Ethan Cooper added, “But why are you asking this?”
Ryan Bennett wanted to ask about that “getting rejected miserably” thing.
But after thinking about it, she felt it was a weird question, so she dropped it: “Nothing, just suddenly realized there are quite a lot of blind people in this world.”
-
“Beep.”
Ethan Cooper opened the door to Brian Carter’s house.
As soon as he entered, he bumped into Brian Carter coming out of the bathroom.
Brian Carter was adjusting his clothes—the collar was too loose, making him look a bit indecent.
When he saw it was Ethan Cooper, he couldn’t be bothered to fix it.
“What’s that in your hand?” Brian Carter said. “Don’t put it here.”
Ethan Cooper: “Fruit basket. Ryan Bennett just gave it to me, said to bring it to you.”
Ryan Bennett wouldn’t just give him a fruit basket for no reason.
It was obvious Grace Bennett had sent her, so Brian Carter didn’t say anything more.
But Ethan Cooper had more questions: “Why didn’t she come herself? Did you two fight again?”
Brian Carter lifted his eyelids slightly: “She said I fought with her?”
Ethan Cooper: “Not really, but she did say some weird things.”

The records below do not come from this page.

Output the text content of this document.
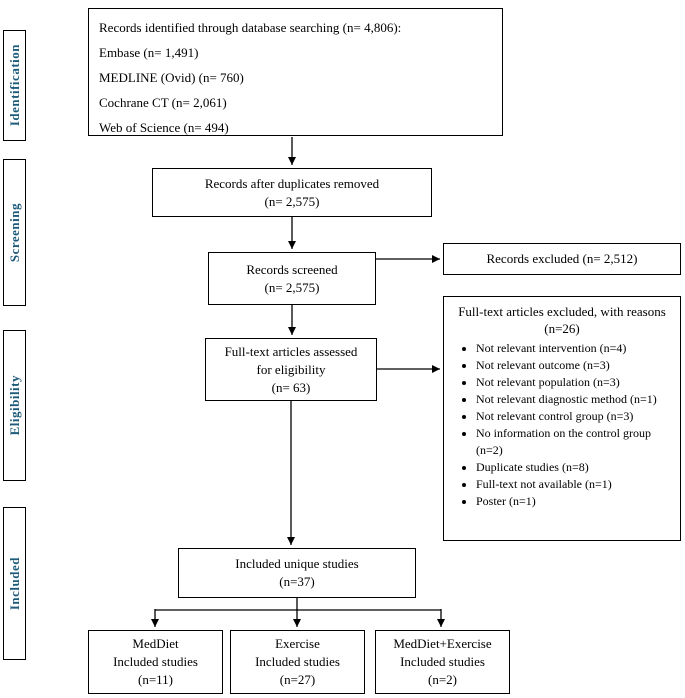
Identification
Screening
Eligibility
Included
Records identified through database searching (n= 4,806):
Embase (n= 1,491)
MEDLINE (Ovid) (n= 760)
Cochrane CT (n= 2,061)
Web of Science (n= 494)
Records after duplicates removed
(n= 2,575)
Records screened
(n= 2,575)
Records excluded (n= 2,512)
Full-text articles assessed
for eligibility
(n= 63)
Full-text articles excluded, with reasons
(n=26)
• Not relevant intervention (n=4)
• Not relevant outcome (n=3)
• Not relevant population (n=3)
• Not relevant diagnostic method (n=1)
• Not relevant control group (n=3)
• No information on the control group (n=2)
• Duplicate studies (n=8)
• Full-text not available (n=1)
• Poster (n=1)
Included unique studies
(n=37)
MedDiet
Included studies
(n=11)
Exercise
Included studies
(n=27)
MedDiet+Exercise
Included studies
(n=2)
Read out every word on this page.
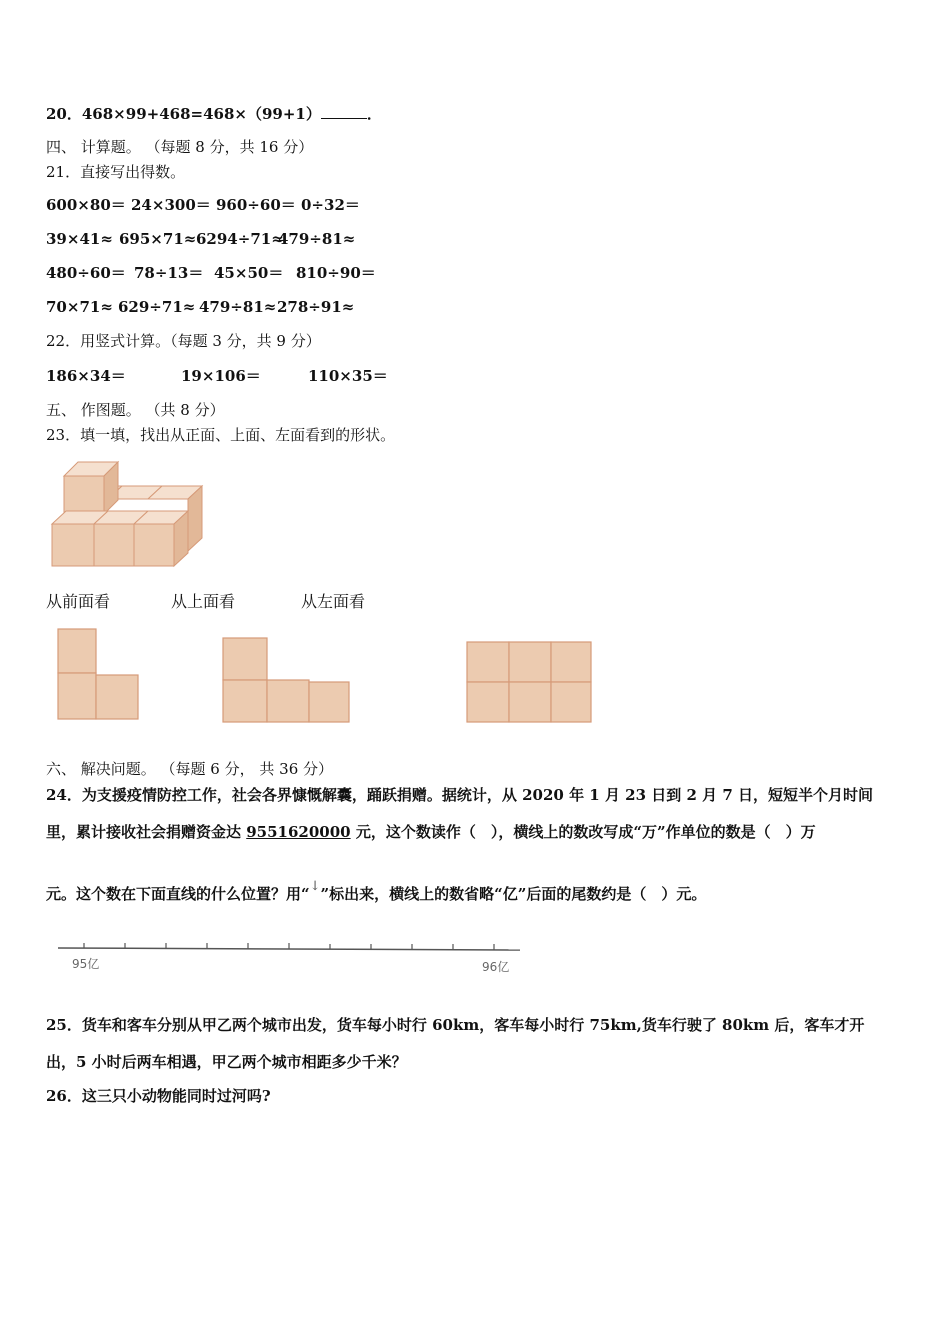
20．468×99+468=468×（99+1）	．
四、 计算题。 （每题 8 分，共 16 分）
21．直接写出得数。
600×80＝ 24×300＝ 960÷60＝ 0÷32＝
39×41≈ 695×71≈6294÷71≈479÷81≈
480÷60＝ 78÷13＝ 45×50＝ 810÷90＝
70×71≈ 629÷71≈ 479÷81≈278÷91≈
22．用竖式计算。（每题 3 分，共 9 分）
186×34＝	19×106＝	110×35＝
五、 作图题。 （共 8 分）
23．填一填，找出从正面、上面、左面看到的形状。
从前面看	从上面看	从左面看
六、 解决问题。 （每题 6 分， 共 36 分）
24．为支援疫情防控工作，社会各界慷慨解囊，踊跃捐赠。据统计，从 2020 年 1 月 23 日到 2 月 7 日，短短半个月时间
里，累计接收社会捐赠资金达 9551620000 元，这个数读作（　），横线上的数改写成“万”作单位的数是（　）万
元。这个数在下面直线的什么位置？用“↓”标出来，横线上的数省略“亿”后面的尾数约是（　）元。
95亿	96亿
25．货车和客车分别从甲乙两个城市出发，货车每小时行 60km，客车每小时行 75km,货车行驶了 80km 后，客车才开
出，5 小时后两车相遇，甲乙两个城市相距多少千米？
26．这三只小动物能同时过河吗?
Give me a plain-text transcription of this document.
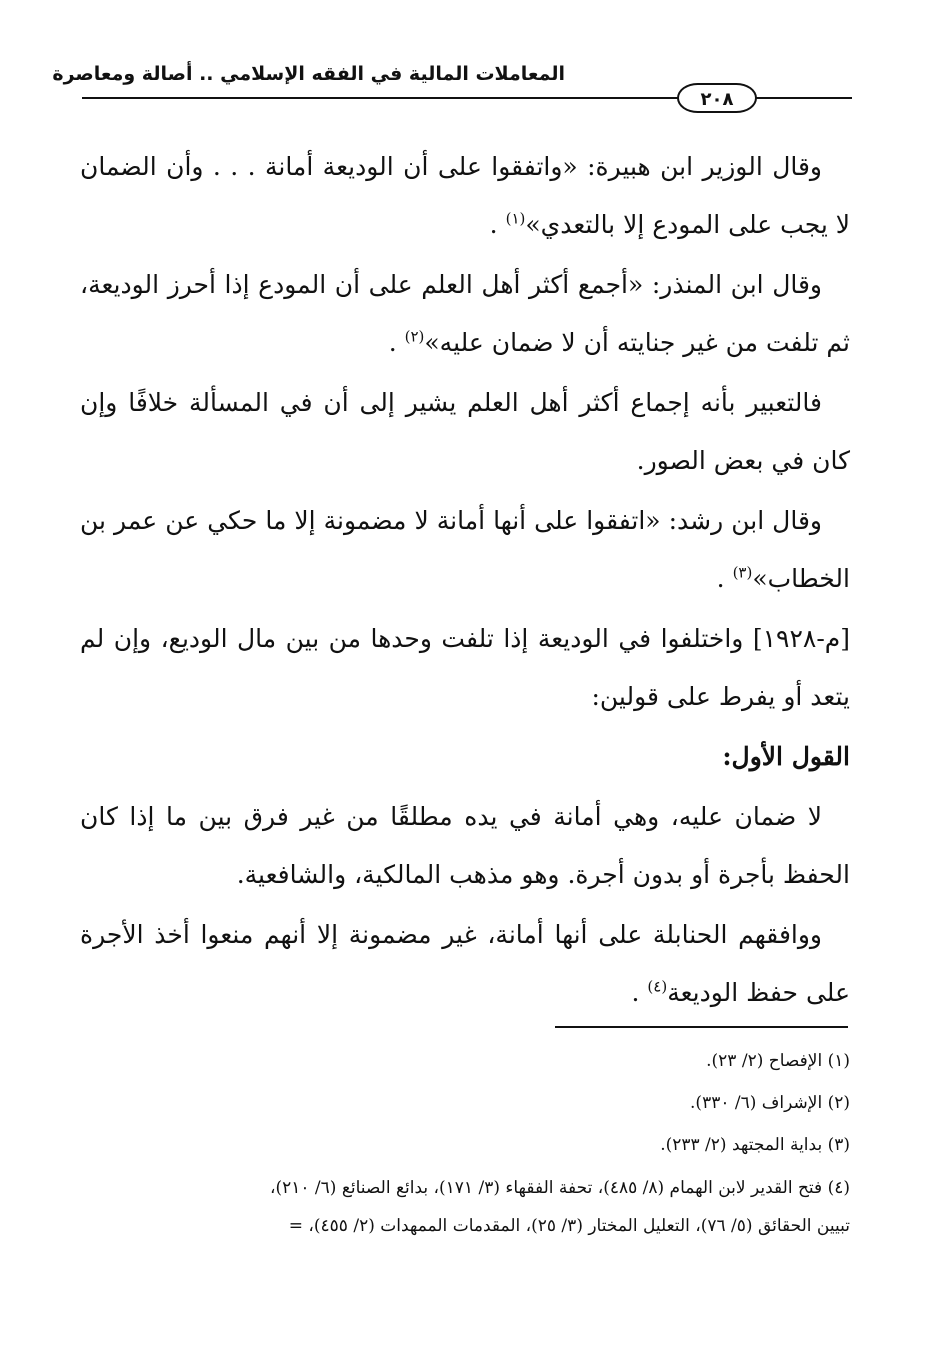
المعاملات المالية في الفقه الإسلامي .. أصالة ومعاصرة
٢٠٨

وقال الوزير ابن هبيرة: «واتفقوا على أن الوديعة أمانة . . . وأن الضمان لا يجب على المودع إلا بالتعدي»$^{(١)}$ .

وقال ابن المنذر: «أجمع أكثر أهل العلم على أن المودع إذا أحرز الوديعة، ثم تلفت من غير جنايته أن لا ضمان عليه»$^{(٢)}$ .

فالتعبير بأنه إجماع أكثر أهل العلم يشير إلى أن في المسألة خلافًا وإن كان في بعض الصور.

وقال ابن رشد: «اتفقوا على أنها أمانة لا مضمونة إلا ما حكي عن عمر بن الخطاب»$^{(٣)}$ .

[م-١٩٢٨] واختلفوا في الوديعة إذا تلفت وحدها من بين مال الوديع، وإن لم يتعد أو يفرط على قولين:

القول الأول:

لا ضمان عليه، وهي أمانة في يده مطلقًا من غير فرق بين ما إذا كان الحفظ بأجرة أو بدون أجرة. وهو مذهب المالكية، والشافعية.

ووافقهم الحنابلة على أنها أمانة، غير مضمونة إلا أنهم منعوا أخذ الأجرة على حفظ الوديعة$^{(٤)}$ .

(١) الإفصاح (٢/ ٢٣).

(٢) الإشراف (٦/ ٣٣٠).

(٣) بداية المجتهد (٢/ ٢٣٣).

(٤) فتح القدير لابن الهمام (٨/ ٤٨٥)، تحفة الفقهاء (٣/ ١٧١)، بدائع الصنائع (٦/ ٢١٠)،

تبيين الحقائق (٥/ ٧٦)، التعليل المختار (٣/ ٢٥)، المقدمات الممهدات (٢/ ٤٥٥)، =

Brian Carter gestured for him to go on.
Ethan Cooper: “She asked me if there were a lot of blind people at our old school. I told her, yeah, quite a few.”
Brian Carter: “……”
It did sound a bit crazy.
But it was exactly the kind of thing she’d ask.
With his hair still dripping wet, Brian Carter sat down on the sofa, his collar open all the way to his collarbone. He picked up the remote and turned on the TV, glanced sideways at the game cartridge in Ethan Cooper’s hand, and asked, “Wanna play?”
Ethan Cooper was almost dazzled by the “male beauty” in front of him.
Maybe it was that weird question from Ryan Bennett earlier that triggered something, but he suddenly remembered some scenes from when he used to go to school with this guy.
Brian Carter was indeed famous at their old school.
But that kind of fame wasn’t loud or showy—it was more like a tacit understanding.
Everyone tacitly understood: he was someone distant, hard to approach, and out of reach.
Brian Carter had good grades, but he was casual in class.
Sometimes he’d secretly play games during class and get called out by the teacher to stand in the hallway.
The teenager would lean in the shadows, back against the wall, tall and long-legged, in his school uniform.
—Drawing a lot of secret glances.
After a while, Ethan Cooper snapped out of it and said, “Let’s play.”